ESR SPIN LABEL STUDIES OF FIBRONECTINS

纤连蛋白的 ESR 旋转标签研究

• 批准号: 3288818
• 负责人: CHING-SAN LAI
• 金额: $ 11.81万
• 依托单位: MEDICAL COLLEGE OF WISCONSIN
• 依托单位国家: 美国
• 财政年份: 1986
• 资助国家: 美国
• 起止时间: 1986-01-01 至 1990-12-31
• 项目状态: 已结题
• 来源: https://reporter.nih.gov/project-details/3288818
• 关键词: acidity /alkalinity; chick embryo; collagen; conformation; covalent bond; crosslink; electron spin resonance spectroscopy; fibrinogen; fibroblasts; fibronectins; fluorescence spectrometry; fluorescent dye /probe; gel electrophoresis; heparin; human tissue; ionic strengths; protein engineering; protein glutamine gamma glutamyltransferase; protein structure function; temperature

Fibronectins are multifunctional glycoproteins that participate in blood coagulation, cell adhesion, differentiation and embryonic development. The basis of the multifunctional activities of fibronectins appears to reside in the multidomain structure of these molecules. We propose to use electron spin resonance (ESR) spin label methods to study the dynamic interactions between different regions of the fibronectin molecule. The transglutaminase crosslinking site and free sulfhydryl groups of the protein will be modified selectively with specific spin labels. The motions of fibronectin will be determined using both conventional and Saturation Transfer ESR methods. The effects of environmental conditions (e.g., pH, temperature and ionic strength) and interactions with other physiological substances (e.g., heparin, collagen, and fibrinogen) on the conformational states of fibronectins will be evaluated. Attempts will made to investigate the similarity and/or dissimilarity in solution properties between plasma and cellular fibronectins. In addition, the transglutaminase crosslinking site and free sulfhydryl groups of the protein will also be modified selectively with specific fluorescent labels. The changes in proximity relationship between different regions of the fibronectin molecule as affected by either environmental factors or interactions with other biomolecules will be determined by using fluorescence energy transfer methods. The studies should provide a deeper understanding of the three-dimensional relationships of various regions of fibronectin. Understanding the structure and dynamics of fibronectin underlies an interpretation of the vast array of physiological functions attributed to the protein. Finally, fibronectin is a prototype protein for other adhesive proteins such as laminin and chondronectin. Our long-term objective is to study the structure and function of these cell adhesive glycoproteins and to unravel the ways in which these proteins interact with the cell surface and the dynamic structure of extracellular matrices.

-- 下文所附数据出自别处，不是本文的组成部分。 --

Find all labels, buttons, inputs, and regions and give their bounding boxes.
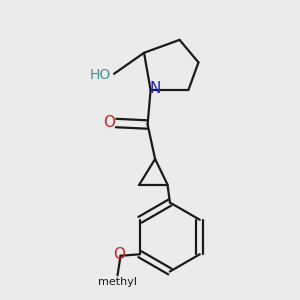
Text: O: O [113,248,125,262]
Text: O: O [103,115,116,130]
Text: N: N [149,81,160,96]
Text: HO: HO [89,68,110,82]
Text: methyl: methyl [98,277,137,287]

纤维连接蛋白是一种多功能糖蛋白， 凝血、细胞粘附、分化和胚胎发育。 的 纤维连接蛋白多功能活性的基础似乎存在于 在这些分子的多域结构中。 我们建议使用 电子自旋共振（ESR）自旋标记方法来研究动态 纤连蛋白分子不同区域之间的相互作用。 的 氨基转移酶交联位点和游离巯基 蛋白质将被特定的自旋标记物选择性地修饰。 的 纤连蛋白的运动将使用常规和 饱和转移ESR方法。 环境条件的影响 (e.g., pH值、温度和离子强度）以及与其他 生理物质（例如，肝素、胶原蛋白和纤维蛋白原） 评价纤连蛋白的构象状态。 尝试将 用于研究解决方案中的相似性和/或相异性 血浆和细胞纤连蛋白之间的性质。 此外该 氨基转移酶交联位点和游离巯基 蛋白质也将被特异性荧光标记选择性地修饰。 标签。 不同区域间邻近关系的变化 纤连蛋白分子受环境因素或 与其他生物分子的相互作用将通过使用 荧光能量转移法。 这些研究应该提供更深入的 了解不同区域的三维关系， 纤连蛋白。 了解纤连蛋白的结构和动力学 解释了人体的各种生理功能 归因于蛋白质。 最后，纤连蛋白是一种原型蛋白质， 其他粘附蛋白如层粘连蛋白和软骨连接蛋白。 我们的长期 目的是研究这些细胞粘附分子的结构和功能 糖蛋白，并解开这些蛋白质相互作用的方式， 细胞表面和细胞外基质的动态结构。